US 12,094,046 B1
Digital human driving method and apparatus, and storage medium
Huapeng Sima, Nanjing (CN); Jintai Luan, Nanjing (CN); Hongwei Fan, Nanjing (CN); Jiabin Li, Nanjing (CN); Hao Jiang, Nanjing (CN); and Qixun Qu, Nanjing (CN)
Assigned to NANJING SILICON INTELLIGENCE TECHNOLOGY CO., LTD., Jiangsu (CN)
Filed by NANJING SILICON INTELLIGENCE TECHNOLOGY CO., LTD., Jiangsu (CN)
Filed on Jan. 23, 2024, as Appl. No. 18/419,759.
Claims priority of application No. 202310847425.5 (CN), filed on Jul. 12, 2023.
Int. Cl.

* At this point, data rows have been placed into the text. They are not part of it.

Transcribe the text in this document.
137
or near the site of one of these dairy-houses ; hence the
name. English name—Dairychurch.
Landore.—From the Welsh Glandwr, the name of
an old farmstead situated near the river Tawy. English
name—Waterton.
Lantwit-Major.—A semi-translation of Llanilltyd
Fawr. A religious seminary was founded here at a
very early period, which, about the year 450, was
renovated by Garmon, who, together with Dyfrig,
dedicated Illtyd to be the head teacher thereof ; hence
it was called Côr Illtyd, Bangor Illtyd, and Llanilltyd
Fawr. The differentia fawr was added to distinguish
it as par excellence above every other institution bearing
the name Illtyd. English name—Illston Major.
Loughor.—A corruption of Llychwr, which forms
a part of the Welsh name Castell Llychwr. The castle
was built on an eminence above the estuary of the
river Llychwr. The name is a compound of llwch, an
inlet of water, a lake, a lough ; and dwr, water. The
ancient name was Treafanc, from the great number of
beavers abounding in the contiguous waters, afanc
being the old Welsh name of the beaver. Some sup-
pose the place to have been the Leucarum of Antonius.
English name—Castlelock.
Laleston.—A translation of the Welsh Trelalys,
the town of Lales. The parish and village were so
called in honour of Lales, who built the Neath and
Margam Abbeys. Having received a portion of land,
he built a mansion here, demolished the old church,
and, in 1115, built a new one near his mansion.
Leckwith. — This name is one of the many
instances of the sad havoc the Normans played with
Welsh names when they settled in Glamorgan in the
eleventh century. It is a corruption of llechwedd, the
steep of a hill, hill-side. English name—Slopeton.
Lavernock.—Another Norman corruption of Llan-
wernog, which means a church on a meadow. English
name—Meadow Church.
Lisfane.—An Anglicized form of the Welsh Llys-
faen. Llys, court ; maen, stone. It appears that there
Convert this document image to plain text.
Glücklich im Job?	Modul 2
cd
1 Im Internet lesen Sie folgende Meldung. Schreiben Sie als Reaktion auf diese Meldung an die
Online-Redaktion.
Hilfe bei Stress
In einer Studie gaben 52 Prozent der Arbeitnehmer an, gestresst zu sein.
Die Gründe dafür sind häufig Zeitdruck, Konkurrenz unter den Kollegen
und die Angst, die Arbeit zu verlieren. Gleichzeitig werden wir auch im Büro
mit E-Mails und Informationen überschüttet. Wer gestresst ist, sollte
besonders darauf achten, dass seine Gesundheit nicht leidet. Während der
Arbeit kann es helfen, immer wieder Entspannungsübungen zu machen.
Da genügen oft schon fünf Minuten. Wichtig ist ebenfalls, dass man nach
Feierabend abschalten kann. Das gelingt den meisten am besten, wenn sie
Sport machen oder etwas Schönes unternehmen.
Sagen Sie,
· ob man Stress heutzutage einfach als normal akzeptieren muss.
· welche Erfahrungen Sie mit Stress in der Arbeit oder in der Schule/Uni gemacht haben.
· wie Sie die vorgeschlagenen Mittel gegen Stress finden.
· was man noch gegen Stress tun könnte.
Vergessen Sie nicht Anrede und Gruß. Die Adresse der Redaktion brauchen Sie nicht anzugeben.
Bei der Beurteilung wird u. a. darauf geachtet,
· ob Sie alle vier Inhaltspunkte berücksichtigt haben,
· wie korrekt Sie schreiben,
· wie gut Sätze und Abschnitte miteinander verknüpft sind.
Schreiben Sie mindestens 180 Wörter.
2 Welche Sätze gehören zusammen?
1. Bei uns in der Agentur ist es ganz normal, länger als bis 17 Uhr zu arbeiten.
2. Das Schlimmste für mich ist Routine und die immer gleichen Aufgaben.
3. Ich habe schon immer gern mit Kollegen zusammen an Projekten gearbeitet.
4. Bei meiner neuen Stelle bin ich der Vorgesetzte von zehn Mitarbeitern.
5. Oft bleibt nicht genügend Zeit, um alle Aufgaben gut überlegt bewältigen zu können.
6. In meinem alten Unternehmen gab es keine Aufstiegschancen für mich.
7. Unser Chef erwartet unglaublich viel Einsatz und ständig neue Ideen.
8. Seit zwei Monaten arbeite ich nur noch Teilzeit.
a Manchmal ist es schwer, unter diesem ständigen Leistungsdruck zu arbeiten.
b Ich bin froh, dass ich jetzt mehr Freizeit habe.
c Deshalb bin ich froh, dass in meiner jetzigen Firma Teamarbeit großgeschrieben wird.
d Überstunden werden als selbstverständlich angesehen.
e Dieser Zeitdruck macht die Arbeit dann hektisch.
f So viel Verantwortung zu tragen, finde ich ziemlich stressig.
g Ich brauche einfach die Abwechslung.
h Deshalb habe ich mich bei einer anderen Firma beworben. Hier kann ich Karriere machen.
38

G06T 19/20 (2011.01); G06T 7/20 (2017.01); G06T 7/80 (2017.01); G06T 13/40 (2011.01); G06T 19/00 (2011.01)
CPC G06T 13/40 (2013.01) [G06T 7/80 (2017.01); G06T 19/00 (2013.01); G06T 2207/10016 (2013.01); G06T 2207/30196 (2013.01)] 7 Claims
OG exemplary drawing
 
1. A digital human driving method, comprising the steps of:
capturing video data from a plurality of angles of view in a real three-dimensional space by a plurality of video capture devices, wherein the video data comprises a target human;
determining a first coordinate of a key point of the target human, wherein the first coordinate is a two-dimensional coordinate of the key point in a video frame of the video data;
determining a mapping relationship based on the first coordinate, wherein the mapping relationship is a correspondence between the key point and a virtual key point in a virtual three-dimensional space;
calculating a second coordinate based on the mapping relationship and the first coordinate, wherein the second coordinate is a three-dimensional coordinate of the virtual key point in the virtual three-dimensional space;
processing the second coordinate according to a key point rotation model to obtain a rotation value of the virtual key point in the virtual three-dimensional space; and
driving a digital human to move based on the rotation value of the virtual key point in the virtual three-dimensional space,
wherein determining the mapping relationship based on the first coordinate comprises: determining a first parameter matrix based on the first coordinate of the key point, wherein the first parameter matrix indicates a transformation relationship of transforming a position point in the real three-dimensional space from a first coordinate system to a second coordinate system, the first coordinate system is a three-dimensional coordinate system in the real three-dimensional space with a center of the target human as an origin, and the second coordinate system is a three-dimensional coordinate system in the real three-dimensional space with an optical center of the video capture device as an origin; obtaining a second parameter matrix, wherein the second parameter matrix indicates a transformation relationship of transforming a position point in the real three-dimensional space from the second coordinate system to a third coordinate system, and the third coordinate system is a coordinate system with an image center of video frame of the video data as an origin; and determining a matrix of a product of the first parameter matrix and the second parameter matrix as the mapping relationship, and
wherein determining the first parameter matrix based on the first coordinate of the key point comprises: determining an initial first parameter matrix based on the first coordinate of the key point; obtaining a third coordinate of the key point, wherein the third coordinate is a three-dimensional coordinate of the key point in the real three-dimensional space; calculating a first predicted coordinate value based on the third coordinate and the initial first parameter matrix; determining a first loss value based on the first predicted coordinate value and the first coordinate; and iteratively updating the initial first parameter matrix based on the first loss value until the first loss value is less than a first preset threshold, and determining a newly updated initial first parameter matrix as the first parameter matrix.